写真を売ってみたいけれど、何から始めていいかわからない。

急に「作品を売ってほしい」と言われたけれど、値段の付け方やサインの入れ方など知らなくて困った。

そもそも、写真って売れるの?

作品制作を行う写真家やアマチュアの方で、そんな経験をしたり、疑問を持っている人も多いのではないでしょうか。

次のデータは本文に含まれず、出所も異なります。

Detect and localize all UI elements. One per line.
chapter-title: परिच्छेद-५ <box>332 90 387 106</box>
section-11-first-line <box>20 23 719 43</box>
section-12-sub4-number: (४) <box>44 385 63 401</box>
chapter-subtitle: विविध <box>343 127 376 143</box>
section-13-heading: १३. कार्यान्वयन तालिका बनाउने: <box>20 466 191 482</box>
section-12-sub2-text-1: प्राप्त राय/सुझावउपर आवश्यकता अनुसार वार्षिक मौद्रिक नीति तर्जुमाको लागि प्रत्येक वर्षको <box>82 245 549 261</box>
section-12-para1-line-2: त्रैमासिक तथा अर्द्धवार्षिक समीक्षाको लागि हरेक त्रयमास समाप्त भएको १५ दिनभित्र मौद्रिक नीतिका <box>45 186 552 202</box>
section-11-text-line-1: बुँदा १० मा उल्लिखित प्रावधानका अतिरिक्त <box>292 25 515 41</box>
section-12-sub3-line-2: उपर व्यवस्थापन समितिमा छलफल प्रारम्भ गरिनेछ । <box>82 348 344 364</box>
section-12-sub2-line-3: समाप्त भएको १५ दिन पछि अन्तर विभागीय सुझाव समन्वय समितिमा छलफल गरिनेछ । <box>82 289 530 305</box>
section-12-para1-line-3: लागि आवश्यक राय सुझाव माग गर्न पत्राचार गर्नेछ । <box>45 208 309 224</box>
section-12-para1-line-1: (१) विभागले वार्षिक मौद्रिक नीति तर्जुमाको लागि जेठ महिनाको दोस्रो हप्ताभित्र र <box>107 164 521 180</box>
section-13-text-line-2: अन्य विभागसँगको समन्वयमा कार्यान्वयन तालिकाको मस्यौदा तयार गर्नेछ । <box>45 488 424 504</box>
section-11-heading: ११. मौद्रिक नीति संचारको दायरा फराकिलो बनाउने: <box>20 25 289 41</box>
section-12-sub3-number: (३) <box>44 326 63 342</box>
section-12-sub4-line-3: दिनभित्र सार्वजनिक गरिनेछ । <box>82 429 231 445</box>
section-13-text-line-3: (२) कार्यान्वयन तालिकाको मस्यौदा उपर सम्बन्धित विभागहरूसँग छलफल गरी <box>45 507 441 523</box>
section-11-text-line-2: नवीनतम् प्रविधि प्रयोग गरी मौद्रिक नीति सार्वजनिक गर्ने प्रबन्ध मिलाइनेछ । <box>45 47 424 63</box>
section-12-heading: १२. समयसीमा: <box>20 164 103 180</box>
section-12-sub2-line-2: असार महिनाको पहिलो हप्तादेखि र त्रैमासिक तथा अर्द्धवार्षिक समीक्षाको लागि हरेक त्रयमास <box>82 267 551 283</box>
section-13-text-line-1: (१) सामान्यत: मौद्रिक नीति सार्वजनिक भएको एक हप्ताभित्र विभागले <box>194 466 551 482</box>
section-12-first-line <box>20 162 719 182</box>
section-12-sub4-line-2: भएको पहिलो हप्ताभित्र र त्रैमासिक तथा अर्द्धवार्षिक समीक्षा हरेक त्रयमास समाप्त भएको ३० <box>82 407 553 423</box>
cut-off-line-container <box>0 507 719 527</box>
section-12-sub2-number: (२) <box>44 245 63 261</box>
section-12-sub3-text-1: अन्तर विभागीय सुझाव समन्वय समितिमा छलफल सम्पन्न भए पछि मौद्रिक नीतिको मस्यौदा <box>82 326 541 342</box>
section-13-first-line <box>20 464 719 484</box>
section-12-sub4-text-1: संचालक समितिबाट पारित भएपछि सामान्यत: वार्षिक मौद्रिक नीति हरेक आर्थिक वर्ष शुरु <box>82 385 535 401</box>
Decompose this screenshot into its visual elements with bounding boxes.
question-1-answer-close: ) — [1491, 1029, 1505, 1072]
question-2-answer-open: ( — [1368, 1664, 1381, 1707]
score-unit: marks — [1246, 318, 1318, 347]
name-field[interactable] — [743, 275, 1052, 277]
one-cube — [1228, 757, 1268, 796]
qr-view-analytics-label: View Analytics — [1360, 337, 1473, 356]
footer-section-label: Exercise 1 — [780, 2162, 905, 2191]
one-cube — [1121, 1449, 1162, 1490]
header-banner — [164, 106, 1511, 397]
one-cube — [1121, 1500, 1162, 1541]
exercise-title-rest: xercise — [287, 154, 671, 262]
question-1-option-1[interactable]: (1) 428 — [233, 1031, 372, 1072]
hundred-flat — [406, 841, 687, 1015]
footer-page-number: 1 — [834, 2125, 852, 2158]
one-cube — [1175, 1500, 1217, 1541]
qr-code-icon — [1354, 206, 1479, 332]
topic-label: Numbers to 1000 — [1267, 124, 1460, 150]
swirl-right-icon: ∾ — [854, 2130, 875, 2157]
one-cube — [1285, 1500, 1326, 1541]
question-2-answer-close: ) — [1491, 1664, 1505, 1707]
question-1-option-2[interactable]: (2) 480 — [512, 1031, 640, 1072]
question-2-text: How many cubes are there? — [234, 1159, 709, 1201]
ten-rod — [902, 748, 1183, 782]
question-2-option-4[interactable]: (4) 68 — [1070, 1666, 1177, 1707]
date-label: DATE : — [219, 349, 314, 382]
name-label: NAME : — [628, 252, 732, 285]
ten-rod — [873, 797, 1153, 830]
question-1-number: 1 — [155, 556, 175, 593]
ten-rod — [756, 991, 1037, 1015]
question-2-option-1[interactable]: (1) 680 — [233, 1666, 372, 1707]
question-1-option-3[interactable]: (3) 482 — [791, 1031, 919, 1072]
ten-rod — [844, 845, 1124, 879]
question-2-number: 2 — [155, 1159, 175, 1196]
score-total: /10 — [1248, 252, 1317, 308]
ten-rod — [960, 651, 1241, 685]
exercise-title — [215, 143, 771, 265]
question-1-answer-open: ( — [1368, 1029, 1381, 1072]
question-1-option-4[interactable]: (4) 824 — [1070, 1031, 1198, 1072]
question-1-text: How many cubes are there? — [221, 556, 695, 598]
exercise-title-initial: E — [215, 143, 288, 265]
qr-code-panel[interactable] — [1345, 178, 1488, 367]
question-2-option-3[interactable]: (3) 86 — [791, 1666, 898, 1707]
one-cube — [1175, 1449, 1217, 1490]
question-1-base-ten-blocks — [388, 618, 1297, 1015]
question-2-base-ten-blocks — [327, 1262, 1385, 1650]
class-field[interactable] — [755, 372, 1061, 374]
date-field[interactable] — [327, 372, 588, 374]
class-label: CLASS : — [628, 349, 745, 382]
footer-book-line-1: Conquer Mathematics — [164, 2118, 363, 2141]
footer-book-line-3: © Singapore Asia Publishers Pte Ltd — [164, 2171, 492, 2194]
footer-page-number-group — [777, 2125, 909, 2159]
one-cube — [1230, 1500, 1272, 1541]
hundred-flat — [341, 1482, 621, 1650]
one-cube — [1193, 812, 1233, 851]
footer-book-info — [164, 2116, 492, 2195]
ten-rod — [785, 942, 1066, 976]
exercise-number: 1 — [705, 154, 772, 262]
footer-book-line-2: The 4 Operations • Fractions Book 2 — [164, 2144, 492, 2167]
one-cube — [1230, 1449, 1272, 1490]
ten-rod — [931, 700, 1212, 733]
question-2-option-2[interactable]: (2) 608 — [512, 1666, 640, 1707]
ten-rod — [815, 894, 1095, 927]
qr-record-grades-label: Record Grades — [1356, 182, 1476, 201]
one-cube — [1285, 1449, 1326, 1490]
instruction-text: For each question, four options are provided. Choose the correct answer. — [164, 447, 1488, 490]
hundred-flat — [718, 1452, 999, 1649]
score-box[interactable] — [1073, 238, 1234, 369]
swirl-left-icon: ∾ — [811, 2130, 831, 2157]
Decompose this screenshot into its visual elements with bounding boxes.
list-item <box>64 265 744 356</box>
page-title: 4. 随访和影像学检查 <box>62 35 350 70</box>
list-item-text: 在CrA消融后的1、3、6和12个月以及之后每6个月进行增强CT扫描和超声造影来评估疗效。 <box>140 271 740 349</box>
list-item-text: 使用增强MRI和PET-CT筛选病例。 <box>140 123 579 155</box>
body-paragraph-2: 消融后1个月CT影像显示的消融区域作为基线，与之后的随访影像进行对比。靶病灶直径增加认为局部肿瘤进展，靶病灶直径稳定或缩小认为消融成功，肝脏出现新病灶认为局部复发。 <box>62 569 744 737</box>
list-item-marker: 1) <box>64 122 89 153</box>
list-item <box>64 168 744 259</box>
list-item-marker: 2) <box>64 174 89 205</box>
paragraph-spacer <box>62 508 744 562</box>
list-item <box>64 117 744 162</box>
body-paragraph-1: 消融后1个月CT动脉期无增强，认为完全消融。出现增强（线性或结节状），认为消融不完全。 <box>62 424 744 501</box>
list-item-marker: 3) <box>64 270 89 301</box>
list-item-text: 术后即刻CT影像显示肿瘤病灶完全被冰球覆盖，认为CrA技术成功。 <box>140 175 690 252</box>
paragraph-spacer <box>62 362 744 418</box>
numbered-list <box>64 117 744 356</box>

いつか作品を売ってみたい写真家や、買ってみたいアートファンの方へ。

本記事は、作品販売を仕事にしているギャラリーPOETIC SCAPEのディレクター柿島貴志さんに、写真販売の基礎知識について詳しくご紹介いただく連載です。

※本記事は、現在Tokyo Institute Of Photography(T.I.P)で開催されている、ギャラリーPOETIC SCAPEのディレクター柿島貴志さんによる人気講座の内容を一部抜粋してご紹介しています。講座は若干名のみ受付中(申し込み状況によって完売の可能性あります)

柿島貴志/Takashi Kakishima

大学卒業後に渡英。ロンドンBlake Collegeを経て、Kent Institute of Art and Design(現UCA)ビジュアルコミュニケーション・フォトメディア卒。ITやアート関連企業を経て、2007年にアートフォトレーベルphotta-lot、2011年にギャラリーPOETIC SCAPEを設立。現在はPOETIC SCAPEの経営・ディレクションのほか、写真作品の額装ディレクション、他ギャラリーでの展覧会・イベントディレクション、写真系企業へのビジネスコンサルティングなどを行う。

<今後の更新記事予定>
自分の作品の価値の付け方
写真のプレゼンテーションとルール
成約から納品、次の展示までのTIPS
写真販売シミュレーション
etc…

前回はアートマーケットや写真を販売する場所についてのお話をしました。今回は、写真の価格とエディションの仕組みについて、お話ししたいと思います。

写真の価格はどうやって決まるのか?

写真の価格へ影響を及ぼす要素とは、どういうものがあるのでしょうか。
影響が小さいものと大きいものに分けて説明していきましょう。

価格への影響が小さい要素

・制作コスト
撮影のための旅費や、モデルやメイク費、小道具などに何十万円かけても、それが理由で価格が大きく変動することはそれほどありません。